Bislang bestand meine Skepsis an Lalouxs Buch vor allem in seiner Fundierung auf Don Becks‘ gelinde gesagt fragwürdigen Spiral Dynamics. Mark hat mit seinem Post gezeigt, warum es gefährlich ist, die Um- und Neugestaltung von Organisationen mit diesem Konzept in Verbindung zu bringen, mal abgesehen davon, dass es nicht im Geringsten nötig ist. Weder zur Erklärung noch zur Legitimation. Es bringt lediglich ein bisschen Farbe ins Spiel und bedient alle Freunde der Farbenpracht und der integralen Philosophie Ken Wilbers (Fußnote: Ich hatte sein Hauptwerk „Eros, Kosmos, Logos“ bereits Mitte der 90er gründlich durchgearbeitet und war wie so viele andere, schwer beeindruckt…). Nach einer erneuten und vertieften Lektüre von Reinventing Organizations gibt es da aber noch einige andere Punkte, die ich alles andere als zieldienlich finde, um Organisationen neu wahrzunehmen, zu denken und erfinden.

Methodenarmut

Sehr verwunderlich war für mich vor allem die überaus sonderbare Methodenreduktion, fast könnte man sagen: Armut. Im Kern berichtet Laloux über den konsultativen Einzelentscheid, den er in Anlehnung an die Praxis dieses Vorgehens bei AES einfach unpräzise „Beratung“ nennt und über Holacracy. In Anbetracht der extensiven historischen Darstellung am Anfang des Buches ist es für mich nicht im Geringsten nachvollziehbar, wie Laloux bei dem, was letztlich die praktische Arbeit in selbstorganisierenden Organisationen ausmacht, derart reduktionistisch vorgegangen ist. Schließlich gibt es ja nun beileibe noch andere Unternehmensmodelle und Methoden, mit denen sich Organisationen selber organisieren können:

  • Barcamps
  • Betzavta
  • Beyond Budgeting/Beta Codex
  • Delegation Poker
  • Dialog
  • Diskussionsmärkte
  • Entscheidungsmärkte
  • Führungsmonitor
  • Kanban
  • NextModerator
  • Open Space
  • Radical Collaboration
  • Soziokratie
  • Soziokratie 3.0
  • Scrum
  • Systemisches (Online)Konsensieren
  • Wissensdrehscheibe
  • Zukunftskonferenz

Womit ich nun meinerseits nicht behaupten möchte, dass dies eine erschöpfende Darstellung wäre. Aber es sollte klar werden, dass Laloux ein klein wenig kurz greift. Dabei fällt dann noch auf, dass er die Strukturen evolutionärer Organisationen im Falle von parallelen Teams (FAVI) und dem Netz individueller Absprachen (Morning Star) jeweils anhand von realen Beispielen illustriert, während er bei Holacracy lediglich ein erfundenes Fallbeispiel herbeikonstruiert.

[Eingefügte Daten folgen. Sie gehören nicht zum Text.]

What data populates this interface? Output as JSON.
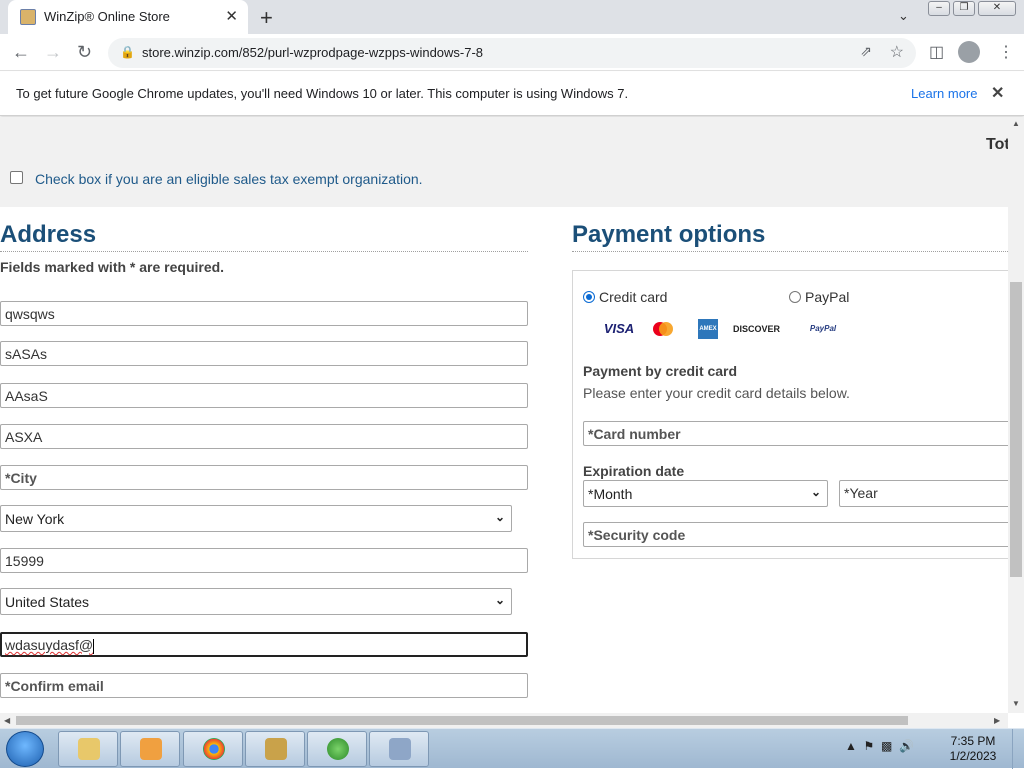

Was wiederum sehr erstaunlich ist, schließlich gibt es erstens Unternehmen, die Holacracy nutzen und zweitens hebt Laloux Holacracy besonders hervor und berichtet an verstreuten Stellen im Buch immer wieder darüber. Alles in allem bleibt die Methodik erstaunlich dünn.

Organisationen oder Unternehmen

Im Laufe seines Buches entwirft Laloux ein Bild evolutionärer Organisationen und was sie anders machen, als “moderne leistungsorientierte Unternehmen”. Das ist in mindestens doppelter Hinsicht unpräzise:

Erstens schreibt Laloux eigentlich über Organisationen (Reinventing Organizations) und somit geht es um einen Vergleich zu traditionellen, formal-hierarchischen Organisationen. Und die zeichnen sich nicht dadurch aus, dass sie immer leistungsorientiert sind, sondern dass sie formale Hierarchien basierend auf einem misanthropen Menschenbild aufweisen (die Mitarbeiter müssen vor allem motiviert und kontrolliert werden). Desweiteren ist das betriebswirtschaftliche Paradigma von Kontrolle und Vorhersagbarkeit handlungsleitend. All das ist nicht spezifisch für “leistungsorientierte Unternehmen”. Wir finden das genauso und manchmal sogar drastischer in Non-Profit-Organisatinen wie Ämtern und Ministerien, aber tragischerweise auch in NGOs, die irgendwann den fatalen Fehler gemacht haben, sich nach den Anfangsjahren zu professionalisieren, indem sie traditionelle Unternehmen kopierten. Well done.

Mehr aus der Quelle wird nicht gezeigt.